InfScene-SR: Arbitrary-Size Image Super-Resolution via Iterative Joint-Denoising
Shoukun Sun, Zhe Wang, Xiang Que, Jiyin Zhang, Xiaogang Ma

TL;DR
InfScene-SR introduces a diffusion-based method for arbitrary-size image super-resolution that eliminates boundary artifacts and enables efficient, distributed processing of large images through innovative joint-denoising techniques.
Contribution
The paper proposes InfScene-SR, a novel diffusion-based super-resolution approach that allows continuous, arbitrary-size image processing with reduced memory and computational overhead.
Findings
Eliminates boundary seams in large-scale image super-resolution.
Achieves superior perceptual quality compared to existing methods.
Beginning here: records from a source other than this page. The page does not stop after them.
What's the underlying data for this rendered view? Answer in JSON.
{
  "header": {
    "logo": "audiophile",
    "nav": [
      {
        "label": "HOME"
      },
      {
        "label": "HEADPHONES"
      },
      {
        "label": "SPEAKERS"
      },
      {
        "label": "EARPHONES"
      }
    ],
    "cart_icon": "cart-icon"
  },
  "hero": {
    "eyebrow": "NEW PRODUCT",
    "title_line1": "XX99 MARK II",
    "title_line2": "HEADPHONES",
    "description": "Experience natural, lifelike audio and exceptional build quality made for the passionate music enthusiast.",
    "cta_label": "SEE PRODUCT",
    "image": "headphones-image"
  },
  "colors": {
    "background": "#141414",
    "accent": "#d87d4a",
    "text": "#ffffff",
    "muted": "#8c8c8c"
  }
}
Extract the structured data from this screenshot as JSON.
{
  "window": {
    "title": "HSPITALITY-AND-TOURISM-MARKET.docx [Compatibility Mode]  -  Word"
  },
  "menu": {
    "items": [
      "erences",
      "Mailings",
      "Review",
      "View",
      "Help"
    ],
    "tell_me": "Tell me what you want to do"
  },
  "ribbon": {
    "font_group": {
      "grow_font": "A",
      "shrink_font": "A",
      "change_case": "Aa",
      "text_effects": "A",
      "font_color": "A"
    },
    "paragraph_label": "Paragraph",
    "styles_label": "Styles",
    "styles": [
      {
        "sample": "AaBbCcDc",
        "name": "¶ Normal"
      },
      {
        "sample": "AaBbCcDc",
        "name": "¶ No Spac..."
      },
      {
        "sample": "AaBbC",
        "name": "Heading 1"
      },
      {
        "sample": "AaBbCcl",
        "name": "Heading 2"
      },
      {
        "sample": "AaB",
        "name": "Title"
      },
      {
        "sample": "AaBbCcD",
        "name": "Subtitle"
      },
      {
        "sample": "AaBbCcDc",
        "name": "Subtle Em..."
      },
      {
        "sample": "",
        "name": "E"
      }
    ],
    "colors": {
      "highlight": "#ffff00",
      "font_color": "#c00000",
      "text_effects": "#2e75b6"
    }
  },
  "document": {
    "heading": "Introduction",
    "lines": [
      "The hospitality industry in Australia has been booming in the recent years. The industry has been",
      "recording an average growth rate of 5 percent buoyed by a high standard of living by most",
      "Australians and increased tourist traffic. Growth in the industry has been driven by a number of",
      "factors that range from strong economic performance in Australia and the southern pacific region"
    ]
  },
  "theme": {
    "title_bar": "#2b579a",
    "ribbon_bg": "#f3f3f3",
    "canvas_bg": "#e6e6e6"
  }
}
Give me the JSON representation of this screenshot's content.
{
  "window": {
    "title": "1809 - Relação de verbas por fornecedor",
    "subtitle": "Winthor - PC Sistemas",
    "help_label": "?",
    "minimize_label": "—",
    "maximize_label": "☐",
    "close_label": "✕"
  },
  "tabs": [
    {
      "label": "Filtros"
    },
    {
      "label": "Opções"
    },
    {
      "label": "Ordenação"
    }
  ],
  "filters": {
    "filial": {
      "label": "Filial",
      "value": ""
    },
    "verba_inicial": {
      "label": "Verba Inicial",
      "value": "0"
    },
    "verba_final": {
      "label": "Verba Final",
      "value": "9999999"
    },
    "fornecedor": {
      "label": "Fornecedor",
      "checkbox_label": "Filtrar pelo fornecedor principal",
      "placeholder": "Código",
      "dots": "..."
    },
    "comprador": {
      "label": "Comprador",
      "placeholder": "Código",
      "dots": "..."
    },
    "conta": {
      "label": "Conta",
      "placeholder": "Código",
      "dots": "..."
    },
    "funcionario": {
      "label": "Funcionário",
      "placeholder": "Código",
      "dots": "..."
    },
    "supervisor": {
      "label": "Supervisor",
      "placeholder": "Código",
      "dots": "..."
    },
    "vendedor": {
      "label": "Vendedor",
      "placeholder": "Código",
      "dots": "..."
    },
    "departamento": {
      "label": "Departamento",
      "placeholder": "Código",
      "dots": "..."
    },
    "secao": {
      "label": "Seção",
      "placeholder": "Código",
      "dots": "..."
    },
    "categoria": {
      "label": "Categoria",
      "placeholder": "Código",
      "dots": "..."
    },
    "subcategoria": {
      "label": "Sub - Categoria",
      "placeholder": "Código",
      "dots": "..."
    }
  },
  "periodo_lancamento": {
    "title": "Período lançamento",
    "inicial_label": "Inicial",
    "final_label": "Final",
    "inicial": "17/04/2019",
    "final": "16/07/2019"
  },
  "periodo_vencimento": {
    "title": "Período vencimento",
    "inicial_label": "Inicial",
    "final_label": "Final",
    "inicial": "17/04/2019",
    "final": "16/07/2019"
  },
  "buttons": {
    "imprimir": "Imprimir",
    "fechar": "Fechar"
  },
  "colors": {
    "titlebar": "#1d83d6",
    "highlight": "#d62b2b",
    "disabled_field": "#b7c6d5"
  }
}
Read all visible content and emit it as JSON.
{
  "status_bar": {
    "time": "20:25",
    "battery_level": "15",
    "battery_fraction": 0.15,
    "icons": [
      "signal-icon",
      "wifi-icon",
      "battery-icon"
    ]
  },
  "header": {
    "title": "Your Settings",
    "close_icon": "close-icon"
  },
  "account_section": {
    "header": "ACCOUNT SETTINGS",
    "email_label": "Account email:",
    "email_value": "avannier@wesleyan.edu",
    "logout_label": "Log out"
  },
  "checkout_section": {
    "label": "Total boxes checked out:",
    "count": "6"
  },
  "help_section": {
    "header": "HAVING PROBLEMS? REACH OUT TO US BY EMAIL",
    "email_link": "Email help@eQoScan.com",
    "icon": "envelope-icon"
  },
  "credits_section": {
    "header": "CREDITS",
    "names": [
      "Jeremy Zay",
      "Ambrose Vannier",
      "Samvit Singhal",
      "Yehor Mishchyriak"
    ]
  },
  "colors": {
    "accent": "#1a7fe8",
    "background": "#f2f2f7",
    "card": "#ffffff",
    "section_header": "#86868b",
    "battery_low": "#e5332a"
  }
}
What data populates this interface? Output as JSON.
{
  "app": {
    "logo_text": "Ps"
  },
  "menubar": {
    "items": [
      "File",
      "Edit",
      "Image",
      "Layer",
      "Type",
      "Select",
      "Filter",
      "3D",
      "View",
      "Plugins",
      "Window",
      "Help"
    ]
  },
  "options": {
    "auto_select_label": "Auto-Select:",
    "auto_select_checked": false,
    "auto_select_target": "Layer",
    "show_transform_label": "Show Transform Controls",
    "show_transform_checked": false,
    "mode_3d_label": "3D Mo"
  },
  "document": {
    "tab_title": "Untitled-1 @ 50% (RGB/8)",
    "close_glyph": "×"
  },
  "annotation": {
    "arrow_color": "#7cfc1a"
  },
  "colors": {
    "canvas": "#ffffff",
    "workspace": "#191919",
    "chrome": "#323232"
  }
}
Enhances downstream semantic segmentation performance.
Abstract
While diffusion models have achieved state-of-the-art performance in Image Super-Resolution (SR), their prohibitive computational and memory demands restrict their training and inference to fixed-size inputs. The standard workaround to super-resolve larger images relies on partitioning the image, super-resolving patches independently, and stitching them together -- a process that inevitably introduces severe boundary artifacts and spatial inconsistencies in large-scale scenes. To achieve spatially continuous, arbitrary-size image super-resolution, we propose InfScene-SR, a diffusion-based SR approach. Building upon SR3, our approach leverages Variance-Corrected Fusion (VCF) to perform joint-denoising across overlapping patches. VCF guarantees continuous transitions while preserving the stochastic variance crucial for high-fidelity texture reconstruction. To overcome the prohibitive…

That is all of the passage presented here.